Journal of Hypertension ; 39(SUPPL 1):e36-e37, 2021.
Article in English | EMBASE | ID: covidwho-1243515

ABSTRACT

Objective: Angiotensin converting enzyme 2 (ACE2) is the cellular entry point for severe acute respiratory syndrome coronavirus (SARS-CoV-2)-the cause of COVID-19 disease. However, the effect of RAS-inhibition on ACE2 expression in human tissues of key relevance to blood pressure regulation and COVID-19 infection has not previously been reported Design and method: We examined how hypertension, its major metabolic cophenotypes and antihypertensive medications relate to ACE2 renal expression using information from up to 436 patients whose kidney transcriptomes were characterised by RNA-sequencing.

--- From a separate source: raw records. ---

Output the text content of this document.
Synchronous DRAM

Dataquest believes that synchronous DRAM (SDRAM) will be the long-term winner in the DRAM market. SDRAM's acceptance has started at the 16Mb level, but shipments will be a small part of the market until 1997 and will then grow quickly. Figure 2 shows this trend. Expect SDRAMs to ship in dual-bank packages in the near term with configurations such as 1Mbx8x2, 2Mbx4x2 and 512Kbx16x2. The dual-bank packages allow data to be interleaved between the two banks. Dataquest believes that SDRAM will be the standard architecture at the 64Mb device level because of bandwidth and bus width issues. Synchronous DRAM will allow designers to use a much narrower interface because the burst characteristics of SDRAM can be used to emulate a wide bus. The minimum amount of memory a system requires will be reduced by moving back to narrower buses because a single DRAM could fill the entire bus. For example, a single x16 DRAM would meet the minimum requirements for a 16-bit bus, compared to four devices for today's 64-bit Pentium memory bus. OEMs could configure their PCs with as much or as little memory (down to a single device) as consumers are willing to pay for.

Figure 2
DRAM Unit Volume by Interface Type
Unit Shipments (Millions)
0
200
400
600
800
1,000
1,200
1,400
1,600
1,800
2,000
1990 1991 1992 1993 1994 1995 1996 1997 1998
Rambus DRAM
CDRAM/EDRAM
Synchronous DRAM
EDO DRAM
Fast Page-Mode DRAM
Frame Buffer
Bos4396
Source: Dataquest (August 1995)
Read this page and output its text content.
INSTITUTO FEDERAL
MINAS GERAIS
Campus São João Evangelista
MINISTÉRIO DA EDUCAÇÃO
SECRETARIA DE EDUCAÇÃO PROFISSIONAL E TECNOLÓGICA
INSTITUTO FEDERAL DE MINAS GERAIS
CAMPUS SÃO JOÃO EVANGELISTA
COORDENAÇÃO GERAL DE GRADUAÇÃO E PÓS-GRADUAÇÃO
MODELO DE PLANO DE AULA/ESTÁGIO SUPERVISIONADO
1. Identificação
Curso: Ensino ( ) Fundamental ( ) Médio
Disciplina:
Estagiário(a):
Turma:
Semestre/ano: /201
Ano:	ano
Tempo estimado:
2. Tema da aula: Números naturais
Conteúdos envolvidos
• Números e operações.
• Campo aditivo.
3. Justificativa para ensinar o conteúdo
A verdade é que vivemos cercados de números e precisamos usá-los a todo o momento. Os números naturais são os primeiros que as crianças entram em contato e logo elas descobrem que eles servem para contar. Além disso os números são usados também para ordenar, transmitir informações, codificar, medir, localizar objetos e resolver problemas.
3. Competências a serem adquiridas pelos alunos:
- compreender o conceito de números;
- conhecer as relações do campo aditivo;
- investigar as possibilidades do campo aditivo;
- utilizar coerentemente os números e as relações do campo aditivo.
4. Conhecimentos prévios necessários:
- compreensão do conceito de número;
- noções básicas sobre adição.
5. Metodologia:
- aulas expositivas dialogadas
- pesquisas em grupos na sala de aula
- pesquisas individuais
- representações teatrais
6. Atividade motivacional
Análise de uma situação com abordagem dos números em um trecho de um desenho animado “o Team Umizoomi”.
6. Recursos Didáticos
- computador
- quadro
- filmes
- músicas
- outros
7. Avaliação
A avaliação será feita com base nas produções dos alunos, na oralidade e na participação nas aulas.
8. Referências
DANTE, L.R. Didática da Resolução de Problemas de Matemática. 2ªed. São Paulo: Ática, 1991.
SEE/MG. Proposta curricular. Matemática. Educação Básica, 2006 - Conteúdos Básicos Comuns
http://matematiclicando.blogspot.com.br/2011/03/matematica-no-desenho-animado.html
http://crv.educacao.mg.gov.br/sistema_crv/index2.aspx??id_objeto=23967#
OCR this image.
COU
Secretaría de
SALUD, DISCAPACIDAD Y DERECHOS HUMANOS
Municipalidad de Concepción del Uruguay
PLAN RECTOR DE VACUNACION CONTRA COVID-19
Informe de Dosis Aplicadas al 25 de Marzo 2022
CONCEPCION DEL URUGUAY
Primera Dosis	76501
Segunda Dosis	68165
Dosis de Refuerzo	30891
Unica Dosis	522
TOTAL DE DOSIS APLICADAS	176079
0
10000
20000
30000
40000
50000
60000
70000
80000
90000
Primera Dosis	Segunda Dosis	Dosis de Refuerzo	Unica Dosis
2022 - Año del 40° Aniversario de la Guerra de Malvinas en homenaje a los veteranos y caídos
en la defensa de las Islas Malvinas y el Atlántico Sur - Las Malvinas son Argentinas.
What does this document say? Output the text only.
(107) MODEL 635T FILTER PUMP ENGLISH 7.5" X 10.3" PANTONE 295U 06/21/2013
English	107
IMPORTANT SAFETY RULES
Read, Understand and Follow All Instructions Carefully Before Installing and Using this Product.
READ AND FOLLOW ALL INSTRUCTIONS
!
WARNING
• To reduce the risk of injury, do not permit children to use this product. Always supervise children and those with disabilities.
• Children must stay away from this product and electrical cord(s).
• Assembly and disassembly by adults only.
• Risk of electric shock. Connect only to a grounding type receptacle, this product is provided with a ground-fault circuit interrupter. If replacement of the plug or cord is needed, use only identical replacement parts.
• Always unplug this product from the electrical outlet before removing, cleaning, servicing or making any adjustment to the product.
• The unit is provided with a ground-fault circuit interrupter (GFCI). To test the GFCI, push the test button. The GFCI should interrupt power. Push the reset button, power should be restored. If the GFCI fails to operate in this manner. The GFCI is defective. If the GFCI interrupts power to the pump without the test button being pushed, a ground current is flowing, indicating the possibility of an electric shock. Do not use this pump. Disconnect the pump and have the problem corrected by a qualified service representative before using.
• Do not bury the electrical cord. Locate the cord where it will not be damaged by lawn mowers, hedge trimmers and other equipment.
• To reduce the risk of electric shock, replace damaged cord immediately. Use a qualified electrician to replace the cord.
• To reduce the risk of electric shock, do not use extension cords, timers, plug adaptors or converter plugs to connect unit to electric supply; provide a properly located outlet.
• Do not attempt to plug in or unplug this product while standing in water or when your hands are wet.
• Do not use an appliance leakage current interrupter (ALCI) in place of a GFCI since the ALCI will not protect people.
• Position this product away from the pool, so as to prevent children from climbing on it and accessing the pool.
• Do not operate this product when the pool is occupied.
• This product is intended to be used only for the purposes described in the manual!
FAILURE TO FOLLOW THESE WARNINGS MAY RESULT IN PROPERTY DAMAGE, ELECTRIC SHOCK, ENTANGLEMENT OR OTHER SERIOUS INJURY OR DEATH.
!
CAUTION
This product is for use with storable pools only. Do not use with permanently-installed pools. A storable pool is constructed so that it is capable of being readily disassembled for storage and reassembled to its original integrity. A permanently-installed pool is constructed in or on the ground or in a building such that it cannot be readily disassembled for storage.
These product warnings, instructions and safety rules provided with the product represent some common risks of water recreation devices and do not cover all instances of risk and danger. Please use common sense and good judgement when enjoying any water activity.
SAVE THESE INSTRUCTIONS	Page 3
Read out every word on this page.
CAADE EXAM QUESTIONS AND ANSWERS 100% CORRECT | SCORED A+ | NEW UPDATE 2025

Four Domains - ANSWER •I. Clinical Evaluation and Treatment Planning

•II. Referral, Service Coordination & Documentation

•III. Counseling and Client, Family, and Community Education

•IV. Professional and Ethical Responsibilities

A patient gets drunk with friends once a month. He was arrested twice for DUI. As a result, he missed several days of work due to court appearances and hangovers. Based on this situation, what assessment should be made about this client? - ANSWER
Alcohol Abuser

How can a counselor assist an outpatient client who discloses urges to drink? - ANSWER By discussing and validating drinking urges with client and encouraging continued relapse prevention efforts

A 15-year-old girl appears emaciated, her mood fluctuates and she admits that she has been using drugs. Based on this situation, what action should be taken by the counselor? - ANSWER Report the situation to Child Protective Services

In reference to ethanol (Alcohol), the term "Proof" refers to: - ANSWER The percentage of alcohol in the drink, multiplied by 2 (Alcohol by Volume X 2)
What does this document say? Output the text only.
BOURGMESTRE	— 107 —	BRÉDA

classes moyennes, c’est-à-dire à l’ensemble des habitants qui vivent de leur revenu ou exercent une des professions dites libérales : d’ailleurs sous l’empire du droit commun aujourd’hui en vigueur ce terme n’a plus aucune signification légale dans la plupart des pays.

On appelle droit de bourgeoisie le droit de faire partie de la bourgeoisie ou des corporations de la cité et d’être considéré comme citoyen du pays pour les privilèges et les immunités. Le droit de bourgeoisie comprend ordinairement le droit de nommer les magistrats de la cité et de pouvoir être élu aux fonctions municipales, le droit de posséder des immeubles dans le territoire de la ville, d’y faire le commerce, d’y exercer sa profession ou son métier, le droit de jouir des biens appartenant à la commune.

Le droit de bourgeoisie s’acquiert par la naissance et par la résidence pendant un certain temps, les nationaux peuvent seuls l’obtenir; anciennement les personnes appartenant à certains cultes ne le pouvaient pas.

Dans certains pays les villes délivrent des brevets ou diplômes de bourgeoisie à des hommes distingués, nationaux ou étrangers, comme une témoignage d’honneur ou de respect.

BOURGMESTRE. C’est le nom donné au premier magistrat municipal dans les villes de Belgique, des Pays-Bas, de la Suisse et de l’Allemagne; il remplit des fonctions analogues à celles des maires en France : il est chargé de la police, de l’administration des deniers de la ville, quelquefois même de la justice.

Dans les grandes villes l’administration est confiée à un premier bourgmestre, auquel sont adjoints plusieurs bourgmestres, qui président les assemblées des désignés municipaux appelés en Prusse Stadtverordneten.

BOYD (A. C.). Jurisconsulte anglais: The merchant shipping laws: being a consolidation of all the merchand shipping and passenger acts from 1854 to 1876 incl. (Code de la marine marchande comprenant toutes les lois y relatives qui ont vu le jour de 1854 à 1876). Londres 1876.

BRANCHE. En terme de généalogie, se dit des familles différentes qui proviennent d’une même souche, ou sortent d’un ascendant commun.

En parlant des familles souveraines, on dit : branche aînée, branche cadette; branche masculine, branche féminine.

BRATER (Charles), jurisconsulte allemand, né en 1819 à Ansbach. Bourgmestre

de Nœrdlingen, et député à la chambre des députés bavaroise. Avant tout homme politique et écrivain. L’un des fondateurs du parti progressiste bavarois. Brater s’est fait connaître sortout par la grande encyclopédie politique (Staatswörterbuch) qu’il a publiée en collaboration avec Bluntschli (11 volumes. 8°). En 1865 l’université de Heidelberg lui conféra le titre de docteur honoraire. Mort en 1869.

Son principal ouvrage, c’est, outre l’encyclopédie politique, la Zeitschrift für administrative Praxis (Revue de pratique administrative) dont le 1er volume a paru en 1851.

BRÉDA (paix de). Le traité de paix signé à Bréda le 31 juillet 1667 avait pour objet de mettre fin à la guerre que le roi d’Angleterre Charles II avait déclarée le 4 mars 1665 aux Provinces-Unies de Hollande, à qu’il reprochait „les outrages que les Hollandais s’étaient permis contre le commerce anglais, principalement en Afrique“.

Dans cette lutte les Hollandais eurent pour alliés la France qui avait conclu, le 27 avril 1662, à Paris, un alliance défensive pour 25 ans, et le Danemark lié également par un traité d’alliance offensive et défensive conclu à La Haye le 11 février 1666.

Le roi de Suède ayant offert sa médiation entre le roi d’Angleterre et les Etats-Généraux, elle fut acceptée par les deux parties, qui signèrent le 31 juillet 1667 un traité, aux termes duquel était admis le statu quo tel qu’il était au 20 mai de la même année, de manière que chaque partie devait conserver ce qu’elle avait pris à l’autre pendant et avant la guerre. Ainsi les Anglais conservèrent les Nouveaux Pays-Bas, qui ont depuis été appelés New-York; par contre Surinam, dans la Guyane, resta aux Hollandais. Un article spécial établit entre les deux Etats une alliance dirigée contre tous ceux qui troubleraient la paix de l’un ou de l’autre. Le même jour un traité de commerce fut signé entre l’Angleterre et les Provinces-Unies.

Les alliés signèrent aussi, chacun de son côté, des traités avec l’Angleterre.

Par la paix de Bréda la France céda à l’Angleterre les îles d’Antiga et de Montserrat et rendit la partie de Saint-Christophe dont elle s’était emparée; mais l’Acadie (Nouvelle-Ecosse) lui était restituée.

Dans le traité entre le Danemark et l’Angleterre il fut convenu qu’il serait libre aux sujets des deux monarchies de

We further validated some of the key observations in other human tissues and/or a controlled experimental model Results: Our data reveal increasing expression of ACE2 with age in both human lungs and the kidney. We show no association between renal expression of ACE2 and either hypertension or common types of RAS inhibiting drugs. We demonstrate that renal abundance of ACE2 is positively associated with a biochemical index of kidney function and show a strong enrichment for genes responsible for kidney health and disease in ACE2 co-expression analysis Conclusions: Our results indicate that neither hypertension nor antihypertensive treatment are likely to alter the expression of the key entry receptor for SARSCoV-2 in the human kidney. Our data further suggest that in the absence of SARSCoV-2 infection, kidney ACE2 is most likely nephro-protective but the age-related increase in its expression within lungs and kidneys may be relevant to the risk of SARS-CoV-2 infection.